Butterfly the lobster tails by cutting the upper shell down the center of the back with scissors to the tail and spread the shell-halves apart so you can see the tail meat in the shell; but, leave the bottom shell intact.
Place the butterflied lobsters in the mixing bowl marinade and leave for about 20 mins
Pre-heat your grill so that the internal temperature reaches 350 degrees and set up your grill for direct grilling. [Please Note: If you are using a charcoal grill make sure that before you remove the coals from your charcoal chimney that the are ash "white" for best results.]
Once the internal temperature of your grill reaches 350 degrees place your steak at a 45 degree angle. Rotate your steak another 45 degrees and leave for additional times.
Flip your steak and place the steak at a 45 degree angle. Rotate your steak another 45 degree angle and leave until the steak hits your desired temperature.
Once the steak has hit your desired temperature, remove from the grill and let the steak rest for about 10 minutes to complete the cooking process.
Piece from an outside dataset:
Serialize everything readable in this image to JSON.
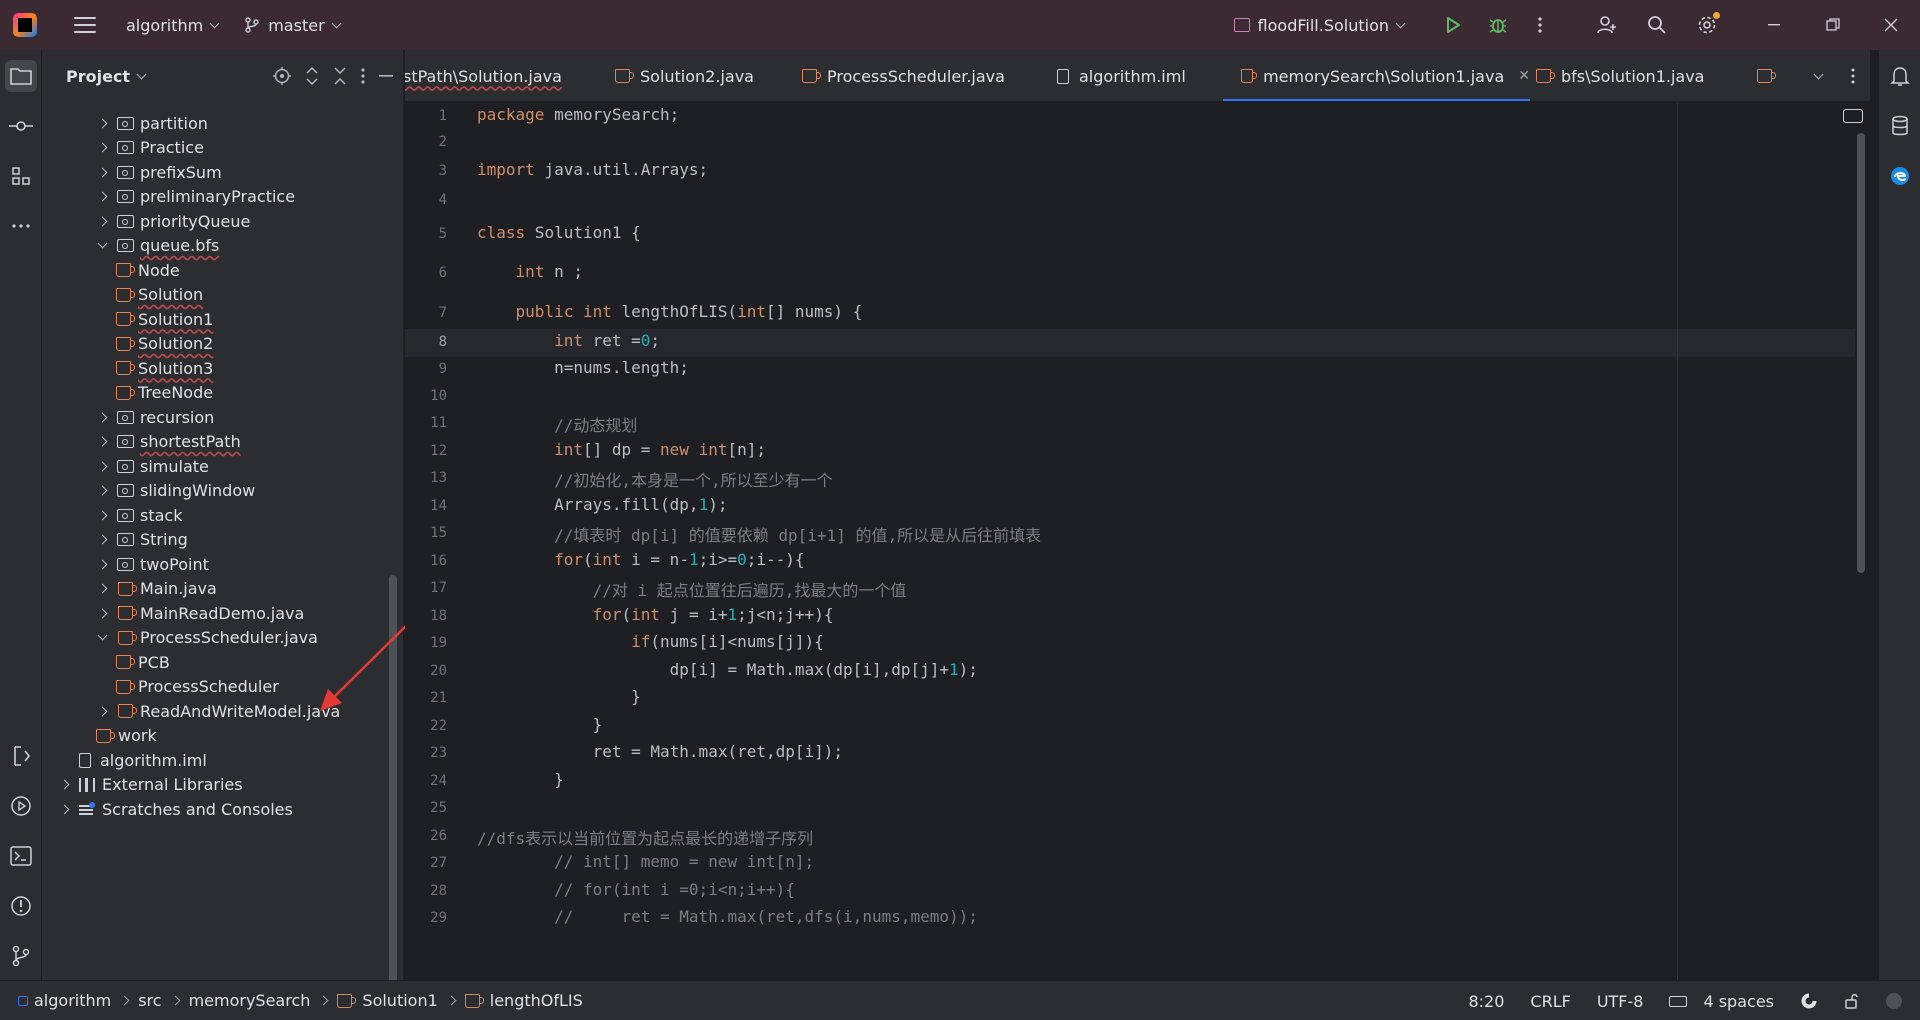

Remove the lobster tails from it's marinade and place a wooden skewer into the tails to prevent the tails from curling up while you grill them.
On another section of the grill while you are grilling the steak,place the lobster tails shell-side down. Grill approximately 6 to 8 minutes, on a medium heat.
While grilling using the leftover marinade, baste the lobster tails using a grill brush and and turn tails over.
Grill the lobster tails for approximately 4 to 5 more minutes or until the meat is opaque and no longer transparent and firm to the touch. Remove from grill.